By Ilva Pieterse, ITWeb contributor
Johannesburg, 24 Jul 2007

Happy birthday SMS

The Short Message Service Centre (SMSC), the principal application behind text messaging, celebrated its 15-year anniversary on 23 July, according to Mobile Messaging 2.0.

SMSC was brought to market in 1992 by Acision and was first signed with Telenor.

According to an article on Cellular-News, Acision evolved the SMSC infrastructure from a basic 'SMSC box' to a complete next-generation, IP-based SMS architecture, centred on Acision's IP SMSC. This enables text management, a range of differentiating service scenarios and a single rack capacity of 16 000 messages per second that can grow to virtually unlimited levels.

No SMSing while driving

New York senator Carl Marcellino is pushing to have SMS text messages banned while driving, following in the footsteps of Washington State, reports Intomobile.

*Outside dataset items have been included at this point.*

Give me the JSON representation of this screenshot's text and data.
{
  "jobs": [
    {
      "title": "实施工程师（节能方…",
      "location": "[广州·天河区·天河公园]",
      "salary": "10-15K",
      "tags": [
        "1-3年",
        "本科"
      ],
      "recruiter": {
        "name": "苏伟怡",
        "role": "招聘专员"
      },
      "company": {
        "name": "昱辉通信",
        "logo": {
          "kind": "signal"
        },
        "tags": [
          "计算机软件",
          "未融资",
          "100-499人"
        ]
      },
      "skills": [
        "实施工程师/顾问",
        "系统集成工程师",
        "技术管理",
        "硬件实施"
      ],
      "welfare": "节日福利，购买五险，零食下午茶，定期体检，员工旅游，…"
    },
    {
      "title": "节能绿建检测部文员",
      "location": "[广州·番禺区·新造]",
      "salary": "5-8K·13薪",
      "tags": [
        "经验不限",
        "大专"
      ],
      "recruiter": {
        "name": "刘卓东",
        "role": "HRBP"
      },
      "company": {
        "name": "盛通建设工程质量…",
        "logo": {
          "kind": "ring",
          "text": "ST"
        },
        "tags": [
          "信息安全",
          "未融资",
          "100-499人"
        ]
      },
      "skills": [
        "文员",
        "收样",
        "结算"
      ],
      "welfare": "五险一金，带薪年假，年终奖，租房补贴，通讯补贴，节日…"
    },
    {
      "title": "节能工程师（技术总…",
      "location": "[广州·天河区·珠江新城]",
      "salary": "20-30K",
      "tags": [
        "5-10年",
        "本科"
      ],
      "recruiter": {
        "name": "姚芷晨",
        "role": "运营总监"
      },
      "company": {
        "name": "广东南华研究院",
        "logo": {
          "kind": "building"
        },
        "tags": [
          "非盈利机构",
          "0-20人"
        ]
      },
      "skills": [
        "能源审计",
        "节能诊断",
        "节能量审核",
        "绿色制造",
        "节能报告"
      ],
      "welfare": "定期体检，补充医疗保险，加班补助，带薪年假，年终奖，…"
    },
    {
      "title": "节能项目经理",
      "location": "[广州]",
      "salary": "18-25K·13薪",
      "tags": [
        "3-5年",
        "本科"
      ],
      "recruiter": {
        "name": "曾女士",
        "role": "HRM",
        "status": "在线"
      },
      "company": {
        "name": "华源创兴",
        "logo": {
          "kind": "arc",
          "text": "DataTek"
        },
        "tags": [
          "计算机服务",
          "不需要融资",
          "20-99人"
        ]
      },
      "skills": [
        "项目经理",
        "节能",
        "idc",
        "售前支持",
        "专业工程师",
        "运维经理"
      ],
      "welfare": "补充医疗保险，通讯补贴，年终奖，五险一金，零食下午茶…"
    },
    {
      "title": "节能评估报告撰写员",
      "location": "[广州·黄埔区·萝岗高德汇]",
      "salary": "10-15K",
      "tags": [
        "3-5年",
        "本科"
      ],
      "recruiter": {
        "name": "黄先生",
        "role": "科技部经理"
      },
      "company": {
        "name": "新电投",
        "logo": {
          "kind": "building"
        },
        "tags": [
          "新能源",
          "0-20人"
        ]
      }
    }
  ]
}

The move follows the recent deaths of five kids in texting-while-driving-related accidents.

"Talking on cellphones isn't the only distraction that causes distracted driving. The explosion of text messaging has created a new problem," said Marcellino.

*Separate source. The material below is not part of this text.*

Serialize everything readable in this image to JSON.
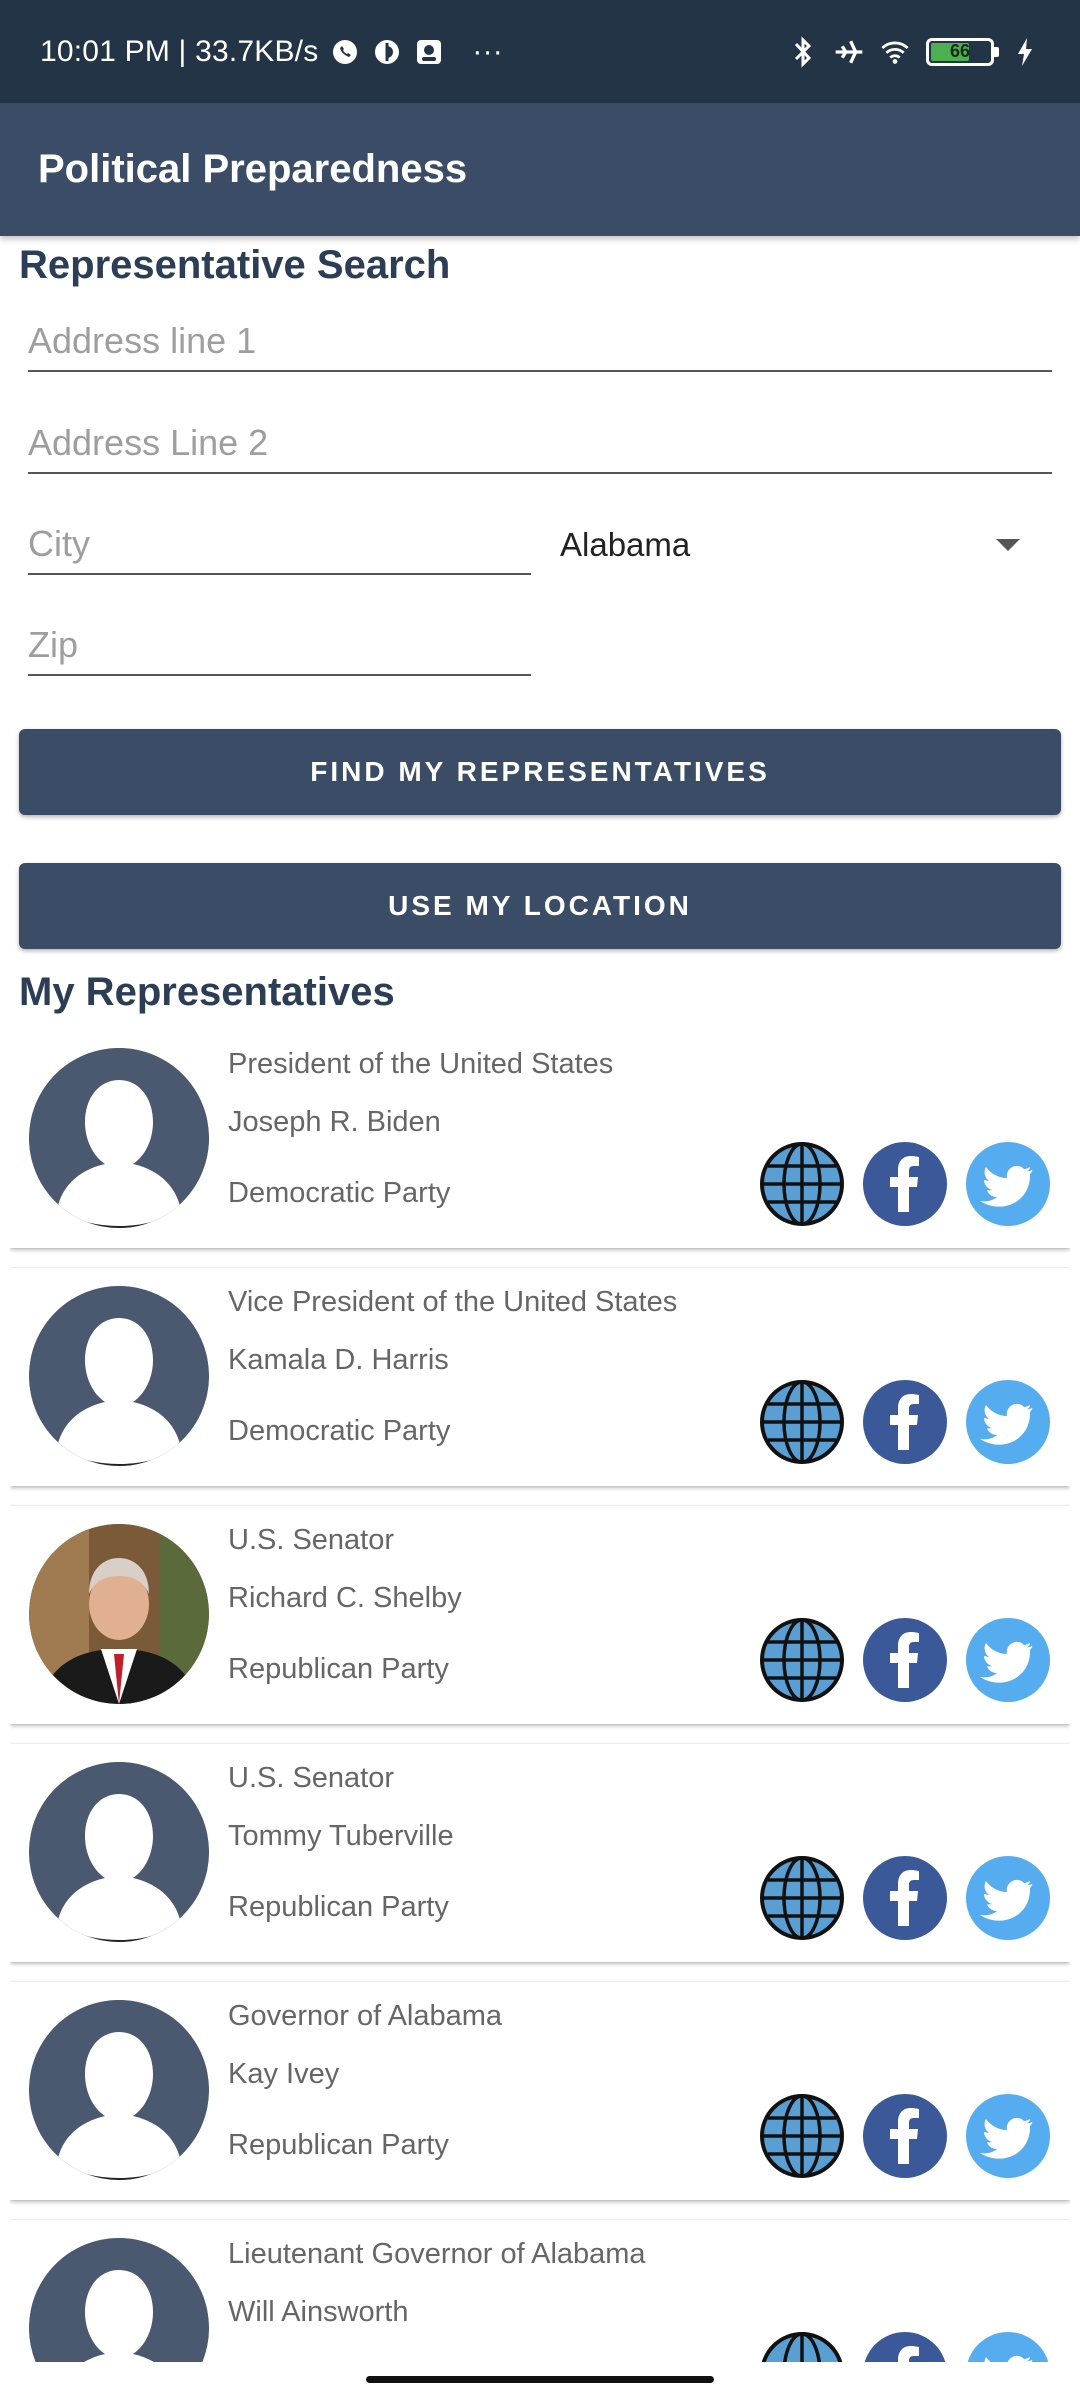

Text messaging as hot marketing tool

Mobile media company GoIP has announced that over 20 Fortune 500 companies are now testing www.goipinform.com, GoIP Global's newly launched text messaging notification platform, reports Earthtimes.org.

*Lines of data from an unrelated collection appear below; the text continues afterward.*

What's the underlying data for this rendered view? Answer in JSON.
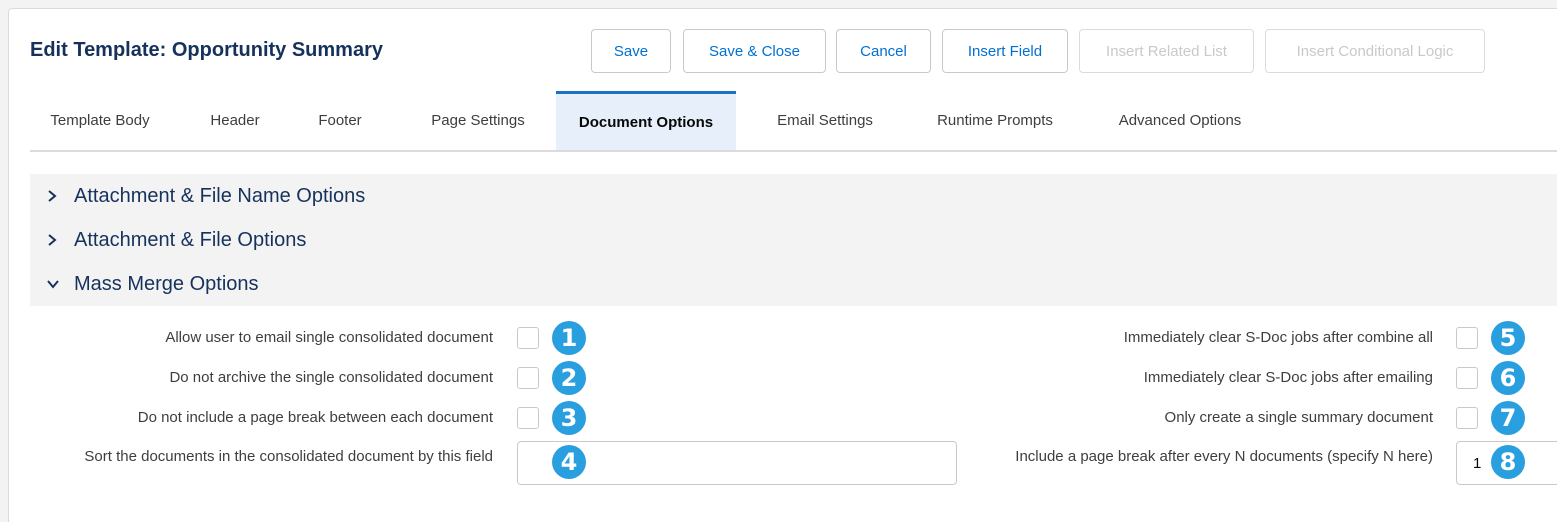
{
  "header": {
    "title": "Edit Template: Opportunity Summary",
    "buttons": {
      "save": "Save",
      "save_close": "Save & Close",
      "cancel": "Cancel",
      "insert_field": "Insert Field",
      "insert_related_list": "Insert Related List",
      "insert_conditional_logic": "Insert Conditional Logic"
    }
  },
  "tabs": [
    "Template Body",
    "Header",
    "Footer",
    "Page Settings",
    "Document Options",
    "Email Settings",
    "Runtime Prompts",
    "Advanced Options"
  ],
  "active_tab": "Document Options",
  "sections": [
    {
      "label": "Attachment & File Name Options",
      "expanded": false
    },
    {
      "label": "Attachment & File Options",
      "expanded": false
    },
    {
      "label": "Mass Merge Options",
      "expanded": true
    }
  ],
  "mass_merge": {
    "left": [
      {
        "label": "Allow user to email single consolidated document",
        "badge": "1",
        "checked": false
      },
      {
        "label": "Do not archive the single consolidated document",
        "badge": "2",
        "checked": false
      },
      {
        "label": "Do not include a page break between each document",
        "badge": "3",
        "checked": false
      },
      {
        "label": "Sort the documents in the consolidated document by this field",
        "badge": "4",
        "value": ""
      }
    ],
    "right": [
      {
        "label": "Immediately clear S-Doc jobs after combine all",
        "badge": "5",
        "checked": false
      },
      {
        "label": "Immediately clear S-Doc jobs after emailing",
        "badge": "6",
        "checked": false
      },
      {
        "label": "Only create a single summary document",
        "badge": "7",
        "checked": false
      },
      {
        "label": "Include a page break after every N documents (specify N here)",
        "badge": "8",
        "value": "1"
      }
    ]
  },
  "colors": {
    "title": "#16325c",
    "link": "#0070d2",
    "active_tab_border": "#1b72c4",
    "badge": "#2a9fe0"
  }
}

More than half of the nation's 230 million cellphone users are involved in text messaging, making the cellphone a major new marketing media for corporate brand-building campaigns, as well as a rapidly growing tool to drive consumers to company Web sites.

"Mobile marketing is an emerging business function," said Ike Sutton, CEO of GoIP Global.

Doctors use iPLATO

In a deployment of population-wide mobile healthcare services, iPLATO has signed up 26 doctors' surgeries in the London borough of Hammersmith and Fulham to its iPLATO patient care messaging service, says BJHC & IM.

As a result, over 165 000 patients will be able to interact with their doctors on diverse health-related subjects such as appointments, periodic reviews, smoking status, immunisation and invitations to specialist clinics directly via mobile text messaging.

One Fulham GP who signed up for patient care messaging said: "In our area, the majority of people have mobile phones, and unlike an answer machine at home or work, a text message to a personal mobile will get the correct person and with privacy."